Drei Wochen nachdem er Mekka verlassen hatte, stand Husain kurz vor Kufa. Aus dieser Stadt an den Ufern des Euphrats hatte er den Löwenanteil an Unterstützerbriefen erhalten. Unter Imam Ali war Kufa die Hauptstadt des islamischen Kalifats gewesen. Die Bewohner Kufas wollten, dass das Kalifat wieder an die Familie des Propheten überginge – und somit auch an sie selbst, da sie sich den Tyrannen aus Damaskus widersetzten. Ihr Treuegelübde galt dem Propheten sowie Imam Ali und der Dynastie, deren Bannerträger Husain nun war.
Am Ende des Tages, 30 Kilometer vor Kufa, schlugen Husain und sein Gefolge ihr Nachtlager auf. Sie zogen es vor, nicht bei Dunkelheit in die Stadt einzuziehen. Als sich dort die Kunde verbreitete, der Enkel des Propheten stehe kurz vor den Toren, entsandte der Yazid treu ergebene Statthalter einhundert Mann, um Husain und seine Gefährten zur Umkehr zu bewegen.
Der Krieger, der das Bataillon anführte, ging in die Annalen der islamischen Geschichte ein. Sein Name lautete Hurr al-Riyahi, wobei hurr ‚frei‘ bedeutet. Mit Befehlen des Statthalters von Kufa ausgestattet, schritt er auf Imam Husain zu. Sein Gang zeugte von Tapferkeit, allerdings drehte er sein Schild als Zeichen des Friedens herum. Entgegen den Anweisungen des Statthalters konnte sich Hurr nicht dazu durchringen, die Familie des Propheten festzunehmen. Mit seinen Soldaten im Rücken bat er Imam Husain, in Frieden nach Mekka abzuziehen oder andernfalls Yazid Treue zu geloben.
„Nein, bei Gott“, entgegnete Husain. Er stand erhobenen Hauptes in seinem Sattel und wandte sich an die Soldaten aus Kufa:
Niemals werde ich einem Tyrannen meine Hand reichen wie ein gedemütigter Mann, noch werde ich fliehen wie ein Sklave. Nicht, dass mein Name Yazid laute. Niemals werde ich Verachtung vor Würde hinnehmen. Ich habe hier zwei Satteltaschen voller Briefe an mich. Eure Boten haben mir euren Treueschwur überbracht. Wenn ihr diesen Schwur nun erfüllt, werdet ihr rechtens handeln. Mein Leben wird fortan mit eurem Leben, meine Familie mit euren Familien verbunden sein. Wenn ihr aber euren Bund mit mir aufkündigt, habt ihr euer Schicksal vertan und euer Los besiegelt, denn wer gegen sein Wort handelt, handelt gegen seine Seele.
Noch immer halten Muslime die bewegenden Worte Husains in Erinnerung.
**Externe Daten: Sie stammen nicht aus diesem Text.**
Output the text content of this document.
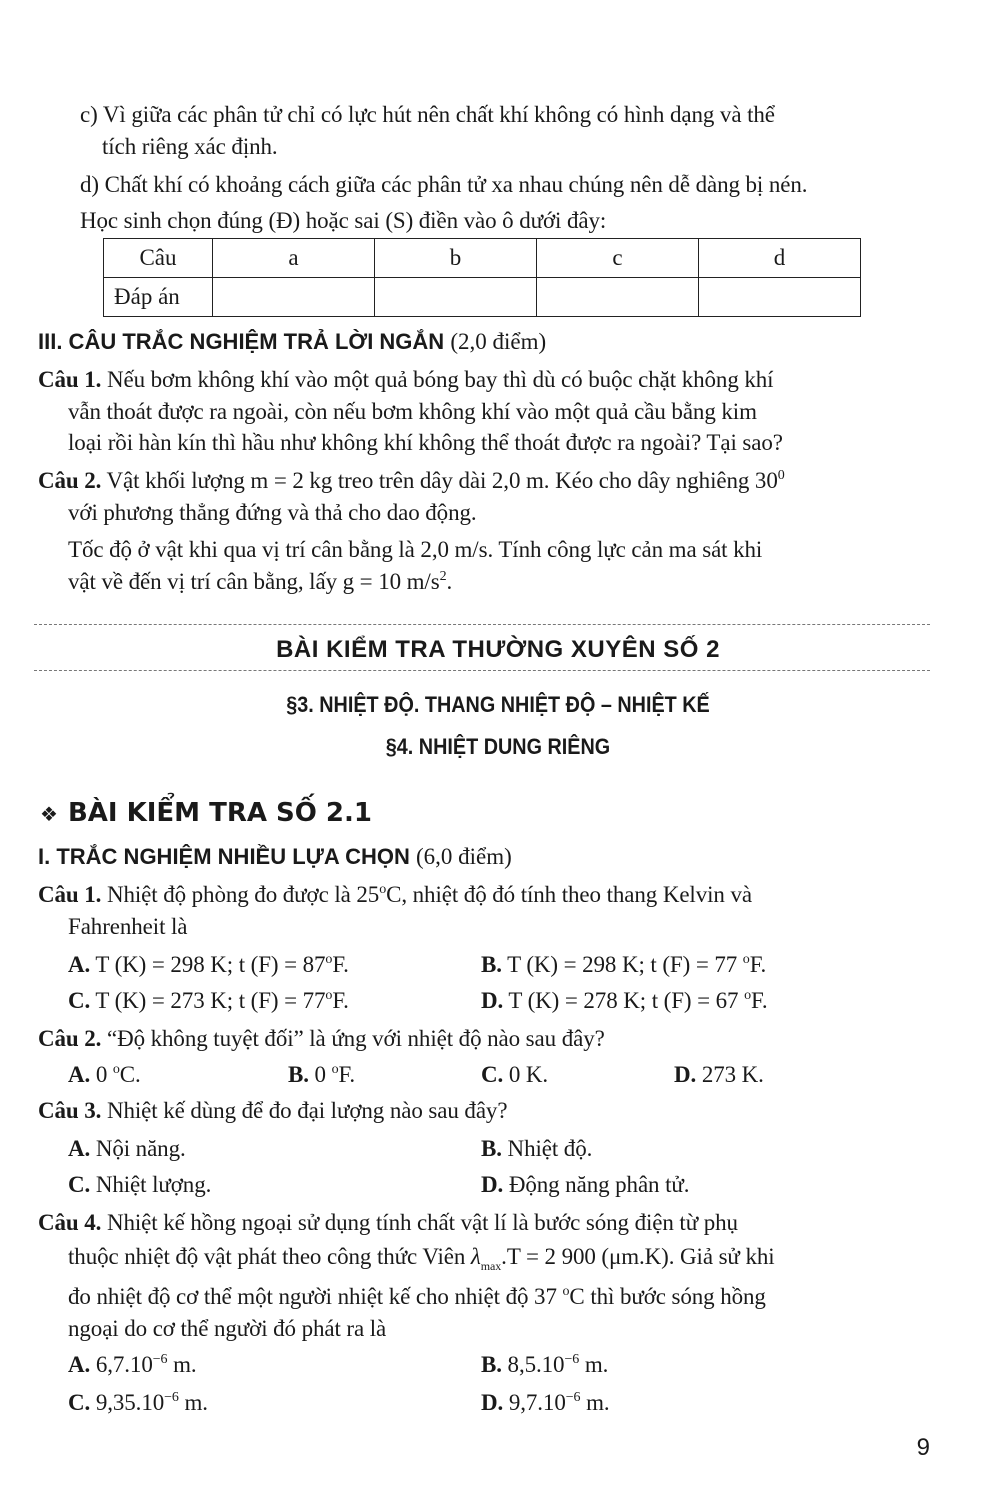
c) Vì giữa các phân tử chỉ có lực hút nên chất khí không có hình dạng và thể
tích riêng xác định.
d) Chất khí có khoảng cách giữa các phân tử xa nhau chúng nên dễ dàng bị nén.
Học sinh chọn đúng (Đ) hoặc sai (S) điền vào ô dưới đây:
Câu	a	b	c	d
Đáp án				
III. CÂU TRẮC NGHIỆM TRẢ LỜI NGẮN (2,0 điểm)
Câu 1. Nếu bơm không khí vào một quả bóng bay thì dù có buộc chặt không khí
vẫn thoát được ra ngoài, còn nếu bơm không khí vào một quả cầu bằng kim
loại rồi hàn kín thì hầu như không khí không thể thoát được ra ngoài? Tại sao?
Câu 2. Vật khối lượng m = 2 kg treo trên dây dài 2,0 m. Kéo cho dây nghiêng $30^0$
với phương thẳng đứng và thả cho dao động.
Tốc độ ở vật khi qua vị trí cân bằng là 2,0 m/s. Tính công lực cản ma sát khi
vật về đến vị trí cân bằng, lấy g = 10 $m/s^2$.
BÀI KIỂM TRA THƯỜNG XUYÊN SỐ 2
§3. NHIỆT ĐỘ. THANG NHIỆT ĐỘ – NHIỆT KẾ
§4. NHIỆT DUNG RIÊNG
❖ BÀI KIỂM TRA SỐ 2.1
I. TRẮC NGHIỆM NHIỀU LỰA CHỌN (6,0 điểm)
Câu 1. Nhiệt độ phòng đo được là 25$^o$C, nhiệt độ đó tính theo thang Kelvin và
Fahrenheit là
A. T (K) = 298 K; t $(F) = 87^oF$.	B. T (K) = 298 K; t (F) = 77 $^o$F.
C. T (K) = 273 K; t $(F) = 77^oF$.	D. T (K) = 278 K; t (F) = 67 $^o$F.
Câu 2. “Độ không tuyệt đối” là ứng với nhiệt độ nào sau đây?
A. 0 $^o$C.	B. 0 $^o$F.	C. 0 K.	D. 273 K.
Câu 3. Nhiệt kế dùng để đo đại lượng nào sau đây?
A. Nội năng.	B. Nhiệt độ.
C. Nhiệt lượng.	D. Động năng phân tử.
Câu 4. Nhiệt kế hồng ngoại sử dụng tính chất vật lí là bước sóng điện từ phụ
thuộc nhiệt độ vật phát theo công thức Viên $\lambda_{max}.T = 2$ 900 (μm.K). Giả sử khi
đo nhiệt độ cơ thể một người nhiệt kế cho nhiệt độ 37 $^o$C thì bước sóng hồng
ngoại do cơ thể người đó phát ra là
A. $6,7.10^{-6}$ m.	B. $8,5.10^{-6}$ m.
C. $9,35.10^{-6}$ m.	D. $9,7.10^{-6}$ m.
9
Schiiten lernen sie auswendig und tragen sie jedes Jahr vor, wenn sie der Katastrophe von Kerbela gedenken. Eindeutig auf Yazid und seinen Statthalter in Kufa gemünzt, brüllte Husain: „Das Gute in der Welt befindet sich auf dem Rückzug. Was einst gut war, schmeckt nun bitter. Erkennt ihr denn nicht, dass die Wahrheit nicht länger gepflegt wird? Dass der Verlogenheit nichts mehr entgegengesetzt wird? Wenn dem so ist, sehe ich in einem Leben unter solchen Unterdrückern nur Mühsal und im Tod ein erlösendes Martyrium.“
Für Imam Husain gab es nun kein Erbe mehr anzutreten, keine Gelübde, keine Waffen, weder Wohlstand noch Macht, geschweige denn eine organisierte Schar von Unterstützern hinter sich. Rein gar nichts. Yazid und die Umayyaden kontrollierten jeden Winkel der Gesellschaft. Husain blieb nur noch eine Waffe: sein eigener Tod. Für ihn bedeutete das Martyrium keinen Verlust. Es war eine bewusste Entscheidung, zum Schahid, einem Zeugen, zu werden, im Widerstand gegen den ungerechten Kalifen Yazid seinem Herrn im Tode gegenüberzutreten, zu seinem Vater, seiner Mutter und seinem Großvater zurückzukehren.
Hurr war nicht in der Lage gewesen, Husain festzunehmen, doch ebenso wenig konnte er ihm den Zuritt nach Kufa gewähren. Husain machte dem Krieger allerdings ein Zugeständnis, indem er sich von der Stadt abwandte, ohne aber nach Mekka umzukehren. Stattdessen marschierte er drei Tage lang nach Norden und führte seine kleine Karawane in der Wüstenhitze ins Niemandsland. In Sichtweite des kühlen blauen Wassers des Euphrats trieb er sie weiter an.
Die Neuigkeiten, dass Hurr die Familie des Propheten zwar von Kufa weggeleitete, sie aber nicht festgenommen hatte, erreichten bald den Statthalter von Kufa. Außer sich vor Wut entsandte dieser daraufhin eine viertausend Mann starke Streitmacht aus berittenen Einheiten und Bogenschützen, die von einer menschlichen Bestie angeführt wurde: Schimr. Die Truppe ging einem unmissverständlichen Auftrag nach: Husains Familie in der unerbittlichen Wüstenhitze festzusetzen und ihnen jeglichen Zugang zum Fluss zu verwehren. Letztlich würde der Durst Husain mit Sicherheit zur Kapitulation zwingen.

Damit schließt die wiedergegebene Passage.